Saving Our Endangered Earth
For the next few days, as we close out 2019, we are looking back on some of the defining stories we covered this past year. We begin today with the single most pressing issue facing the country and the planet and that is the climate crisis which remains unaddressed as the consequences of inaction grow worse. We begin with a program from March 24th of this year with David Wallace-Wells, deputy editor at New York magazine and the author of the new book The Uninhabitable Earth: Life After Warming, who joined us for a stark assessment of global warming’s effects on human life over the coming decades. We discussed how significant an impact the acceleration of global warming has been in the relatively short window of the past 30 years since Bill McKibbon and Al Gore first alerted the public about the threat to life on this planet that global warming poses.
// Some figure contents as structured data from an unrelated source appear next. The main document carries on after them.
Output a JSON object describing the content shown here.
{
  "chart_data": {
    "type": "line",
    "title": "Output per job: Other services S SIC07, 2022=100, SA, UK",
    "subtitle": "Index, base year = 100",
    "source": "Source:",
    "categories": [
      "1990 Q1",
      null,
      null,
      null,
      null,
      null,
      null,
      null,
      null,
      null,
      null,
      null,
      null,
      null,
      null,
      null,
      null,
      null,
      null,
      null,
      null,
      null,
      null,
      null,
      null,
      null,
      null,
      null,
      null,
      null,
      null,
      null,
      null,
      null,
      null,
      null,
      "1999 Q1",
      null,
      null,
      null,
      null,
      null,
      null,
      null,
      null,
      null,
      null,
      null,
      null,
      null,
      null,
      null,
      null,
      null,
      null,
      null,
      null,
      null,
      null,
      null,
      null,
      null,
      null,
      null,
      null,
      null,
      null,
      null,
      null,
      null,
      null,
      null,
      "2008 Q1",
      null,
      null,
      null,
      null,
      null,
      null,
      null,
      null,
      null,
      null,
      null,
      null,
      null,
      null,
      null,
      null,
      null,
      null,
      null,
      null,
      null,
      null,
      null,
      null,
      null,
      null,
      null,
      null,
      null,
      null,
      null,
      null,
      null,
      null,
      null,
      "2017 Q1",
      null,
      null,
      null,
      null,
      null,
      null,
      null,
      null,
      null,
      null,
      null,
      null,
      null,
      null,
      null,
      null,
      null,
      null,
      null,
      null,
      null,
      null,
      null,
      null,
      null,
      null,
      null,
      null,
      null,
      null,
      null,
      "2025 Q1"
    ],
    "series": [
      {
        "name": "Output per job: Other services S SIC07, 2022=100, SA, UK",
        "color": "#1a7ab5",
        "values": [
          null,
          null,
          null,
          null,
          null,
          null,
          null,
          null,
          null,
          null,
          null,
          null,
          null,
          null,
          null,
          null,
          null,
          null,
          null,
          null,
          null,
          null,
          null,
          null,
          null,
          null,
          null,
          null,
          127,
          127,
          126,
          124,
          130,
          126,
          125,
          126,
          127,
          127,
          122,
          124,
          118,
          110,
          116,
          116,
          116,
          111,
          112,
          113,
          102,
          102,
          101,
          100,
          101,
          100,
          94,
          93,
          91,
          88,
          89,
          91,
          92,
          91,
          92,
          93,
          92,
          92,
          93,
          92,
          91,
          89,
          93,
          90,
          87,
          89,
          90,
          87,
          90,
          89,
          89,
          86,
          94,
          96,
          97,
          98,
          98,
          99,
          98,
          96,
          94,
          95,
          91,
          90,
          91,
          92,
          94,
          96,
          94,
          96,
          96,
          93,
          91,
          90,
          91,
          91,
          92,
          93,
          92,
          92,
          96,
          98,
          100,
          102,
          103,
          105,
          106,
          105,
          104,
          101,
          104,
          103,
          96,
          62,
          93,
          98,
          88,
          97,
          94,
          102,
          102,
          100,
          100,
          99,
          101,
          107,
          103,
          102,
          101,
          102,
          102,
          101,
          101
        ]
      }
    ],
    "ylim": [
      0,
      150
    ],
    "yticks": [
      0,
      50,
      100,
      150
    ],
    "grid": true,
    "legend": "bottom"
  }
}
Welles describes a scenario and presents a grim vision of what life could be like in the not-too-distant future on our endangered Earth if immediate actions are not taken. And while the United States is the only country on earth where global warming denial is holding up progress, our growing awareness of the need to address the issue still does not begin to catch up to the scope of the catastrophe global warming presents.
Saving Our Public Lands
Then to focus on our land and the threats posed to our public lands by the Trump Administration, we revisit an interview from August 1 of 2019 with Christopher Ketcham, the author of “This Land: How Cowboys, Capitalism, and Corruption are Ruining the American West”, a book full of colorful characters like scrappy earth defenders, villainous cowboys, obsequious bureaucrats, legendary conservationists and the plutocrats of the industrial extraction economy. He joined us to discuss the pillaging and profiteering from the 450 million acres of public lands across 12 Western states underway due to the regulatory capture of the BLM and the Forest Service by powerful oil, mining and grazing interests which can be undone by congress if the owners of the land, the public, rise up and demand it.